TO THE EDITOR: It was with interest that I read the article by LoPresti et al.1 (LoPresti MA, Nguyen J, Lam SK: Pinning in pediatric neurosurgery: the modified rubber stopper technique. J Neurosurg Pediatr. 2020;26:98–103). The authors write that “The modified rubber stopper technique was first described in 1996, when it was used in the case of a 5-month-old infant undergoing a stereotactic biopsy ... ” in a paper by Douglas Kondziolka and P. David Adelson.2 Unfortunately, the technique was described early in 1989 by Nobuhiko Aoki and Tatsuo Sakai in an article entitled “Modified application of three-point skull clamp for infants,” which is worthy and deserving of original credit.3 Furthermore, a technical report published in 1990 by Donald A. Ross and Michael F. Boland entitled “Three-point skull clamp for infants” extended the use to stereotactic head frames.4
Undoubtedly, among the responsibilities of peer reviewers, journal editors, and authors is thorough literature review and accurate recognition of prior articles.
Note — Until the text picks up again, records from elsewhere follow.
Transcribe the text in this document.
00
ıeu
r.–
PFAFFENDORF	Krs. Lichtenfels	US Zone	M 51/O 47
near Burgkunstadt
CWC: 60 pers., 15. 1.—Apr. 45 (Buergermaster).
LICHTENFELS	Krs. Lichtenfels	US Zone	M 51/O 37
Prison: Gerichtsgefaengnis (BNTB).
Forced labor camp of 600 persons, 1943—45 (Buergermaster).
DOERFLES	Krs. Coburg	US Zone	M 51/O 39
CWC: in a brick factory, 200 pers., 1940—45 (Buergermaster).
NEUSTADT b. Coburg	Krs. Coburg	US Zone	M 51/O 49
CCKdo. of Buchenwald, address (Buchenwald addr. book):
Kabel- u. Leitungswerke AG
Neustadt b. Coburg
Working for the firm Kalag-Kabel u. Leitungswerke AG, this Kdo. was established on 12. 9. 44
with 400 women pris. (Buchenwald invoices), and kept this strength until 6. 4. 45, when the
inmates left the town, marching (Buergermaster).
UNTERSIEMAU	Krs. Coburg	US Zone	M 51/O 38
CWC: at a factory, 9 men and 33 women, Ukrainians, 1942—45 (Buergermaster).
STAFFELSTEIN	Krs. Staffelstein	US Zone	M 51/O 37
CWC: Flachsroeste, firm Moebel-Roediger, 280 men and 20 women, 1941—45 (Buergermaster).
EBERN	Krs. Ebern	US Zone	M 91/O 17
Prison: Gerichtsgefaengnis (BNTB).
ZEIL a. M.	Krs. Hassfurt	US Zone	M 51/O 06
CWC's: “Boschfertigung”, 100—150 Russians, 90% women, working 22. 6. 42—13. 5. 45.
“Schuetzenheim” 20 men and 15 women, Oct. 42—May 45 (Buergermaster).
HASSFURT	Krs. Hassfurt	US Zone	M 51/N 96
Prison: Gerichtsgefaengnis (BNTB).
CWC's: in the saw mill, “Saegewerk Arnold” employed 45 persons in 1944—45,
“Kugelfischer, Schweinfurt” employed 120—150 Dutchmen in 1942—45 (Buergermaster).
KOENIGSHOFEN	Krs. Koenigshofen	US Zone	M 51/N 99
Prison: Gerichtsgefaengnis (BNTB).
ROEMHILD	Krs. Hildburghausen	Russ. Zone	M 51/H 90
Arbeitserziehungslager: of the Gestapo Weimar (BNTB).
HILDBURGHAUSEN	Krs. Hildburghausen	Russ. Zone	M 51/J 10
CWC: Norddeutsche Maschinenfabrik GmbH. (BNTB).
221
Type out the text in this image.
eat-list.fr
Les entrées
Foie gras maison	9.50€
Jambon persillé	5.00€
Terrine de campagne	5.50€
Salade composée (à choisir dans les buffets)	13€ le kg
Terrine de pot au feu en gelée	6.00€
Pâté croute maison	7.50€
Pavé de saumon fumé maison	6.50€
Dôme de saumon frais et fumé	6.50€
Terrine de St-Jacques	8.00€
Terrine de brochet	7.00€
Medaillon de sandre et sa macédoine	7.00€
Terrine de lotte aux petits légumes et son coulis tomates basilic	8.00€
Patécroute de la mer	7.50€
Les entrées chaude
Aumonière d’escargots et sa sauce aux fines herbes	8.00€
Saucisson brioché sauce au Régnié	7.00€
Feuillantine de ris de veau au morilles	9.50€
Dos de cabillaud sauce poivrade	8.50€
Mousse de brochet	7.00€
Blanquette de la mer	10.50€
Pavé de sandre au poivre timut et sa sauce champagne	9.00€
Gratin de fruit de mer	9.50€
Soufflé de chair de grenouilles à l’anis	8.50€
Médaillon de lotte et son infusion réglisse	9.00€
In an era of internet literature searches that take milliseconds, it seems remiss that this oversight of an original description of a technique has occurred. I hope this letter serves as a reminder that authors and journal review processes maintain vigilance in this regard.
1 Baylor College of Medicine, Texas Children’s Hospital, Houston, TX; and
| 2 Northwestern University Feinberg School of Medicine, Lurie Children’s Hospital, Chicago, IL
We thank the author for his interest in and constructive feedback on our recent work. We sought to use this technical paper as a review of the various modalities, adjustments, and considerations when pinning the skull in pediatric neurosurgery. Regrettably, our work was not a systematic review, and our account of history now stands corrected. We erroneously attributed the first description of the modified rubber stopper technique, an adjusted approach to pinning in pediatric procedures, to Kondziolka and Adelson, in an article published in 1996.1 In fact, two published descriptions preceded what was cited in our manuscript as among the first at describing this modified pinning technique: Aoki and Sakai, 1989,2 and Ross and Boland, 1990.3 The extension of peer review and communication here is essential for ensuring accuracy in the published literature; we are grateful for the opportunity to correct our historical inaccuracy in this response to Dr. Ross’ letter and to give appropriate credit to innovative thinkers in our field. We hope that the content and discussion in our manuscript are not diminished by this lapse and trust that readers find the content presented both in the manuscript and in this letter to be thoughtful and informative.